My preliminary conclusions:

  • previous discussion about how to use the porous region to match a thin filter, perforated plate or similar for pressure loss factor simplifications seems to work
  • Number of cells in the region is important, with <5cells the region is not correctly modeled and results are not valid for the example. It is not clear if increasing from 5 cells improves the results.
  • For flows non aligned perpendicular to the loss region, a high enough factor shall be used for the non relevant directions, but be aware that a big difference between values causes a lot of stability issues in the solver.
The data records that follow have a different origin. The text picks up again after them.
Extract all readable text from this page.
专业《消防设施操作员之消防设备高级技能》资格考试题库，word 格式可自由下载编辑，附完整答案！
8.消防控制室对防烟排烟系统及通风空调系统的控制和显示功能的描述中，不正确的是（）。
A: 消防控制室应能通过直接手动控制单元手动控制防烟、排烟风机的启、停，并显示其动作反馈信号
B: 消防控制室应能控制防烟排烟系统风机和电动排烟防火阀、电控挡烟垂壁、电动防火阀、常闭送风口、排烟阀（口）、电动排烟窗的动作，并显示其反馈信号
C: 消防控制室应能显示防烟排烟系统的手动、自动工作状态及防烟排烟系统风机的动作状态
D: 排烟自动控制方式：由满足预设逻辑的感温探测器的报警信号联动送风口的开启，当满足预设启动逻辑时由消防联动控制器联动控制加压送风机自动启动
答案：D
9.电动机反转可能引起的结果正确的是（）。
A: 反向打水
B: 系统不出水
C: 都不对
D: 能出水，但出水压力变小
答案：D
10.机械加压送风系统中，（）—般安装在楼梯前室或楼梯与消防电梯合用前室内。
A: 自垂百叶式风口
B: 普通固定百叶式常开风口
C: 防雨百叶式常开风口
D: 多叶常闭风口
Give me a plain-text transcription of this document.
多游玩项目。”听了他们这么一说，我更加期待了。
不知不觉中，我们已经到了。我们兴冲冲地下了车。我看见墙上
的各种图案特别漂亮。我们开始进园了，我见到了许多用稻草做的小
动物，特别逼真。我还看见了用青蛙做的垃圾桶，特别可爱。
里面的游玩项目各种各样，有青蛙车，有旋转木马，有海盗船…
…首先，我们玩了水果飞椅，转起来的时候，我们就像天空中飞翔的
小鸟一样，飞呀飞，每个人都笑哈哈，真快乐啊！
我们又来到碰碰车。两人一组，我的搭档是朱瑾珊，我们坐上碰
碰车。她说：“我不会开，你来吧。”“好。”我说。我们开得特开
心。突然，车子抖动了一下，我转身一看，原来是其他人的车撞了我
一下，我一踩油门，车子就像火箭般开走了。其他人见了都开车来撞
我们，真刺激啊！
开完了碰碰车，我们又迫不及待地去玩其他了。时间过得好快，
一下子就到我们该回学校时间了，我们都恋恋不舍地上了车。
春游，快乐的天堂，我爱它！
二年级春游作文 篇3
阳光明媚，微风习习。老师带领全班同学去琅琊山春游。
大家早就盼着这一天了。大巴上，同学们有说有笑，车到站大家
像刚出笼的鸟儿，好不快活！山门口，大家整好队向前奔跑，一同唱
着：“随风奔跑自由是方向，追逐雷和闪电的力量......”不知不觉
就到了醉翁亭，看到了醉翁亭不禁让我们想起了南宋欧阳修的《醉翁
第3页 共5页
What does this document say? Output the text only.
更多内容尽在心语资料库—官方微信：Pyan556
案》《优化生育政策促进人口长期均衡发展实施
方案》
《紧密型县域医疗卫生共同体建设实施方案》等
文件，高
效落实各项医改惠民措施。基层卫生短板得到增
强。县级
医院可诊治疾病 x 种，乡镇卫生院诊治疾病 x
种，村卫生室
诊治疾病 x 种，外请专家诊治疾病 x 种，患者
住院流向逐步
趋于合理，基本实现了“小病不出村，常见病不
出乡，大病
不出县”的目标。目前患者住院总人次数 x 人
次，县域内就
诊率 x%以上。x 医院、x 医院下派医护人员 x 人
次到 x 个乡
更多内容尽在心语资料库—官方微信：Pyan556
I had to test from 3 (as suggested in @Ali_Arafat post) up to even only 1 order of magnitude difference between the factors, to avoid problems of solver stability.
  • For flows aligned perpendicular to pressure loss region (as this case), the results using isotropic factors are valid (actually seems better), and are less prone to stability issues in the solver.

Any comment is welcomed

Attached images of the “5 cells across” porous region, L=0,01m.
There is a light difference in the mean speed before and after the region, I don´t know what causes that and if could be a problem,
any comment?

Hello everyone,

I need to simulate a porousZone with an incompressible solver, but I can’t find the option in Advanced Concepts:

Simulation: Incompressible-Steady state-kOmegaSST

Should I enable something else before?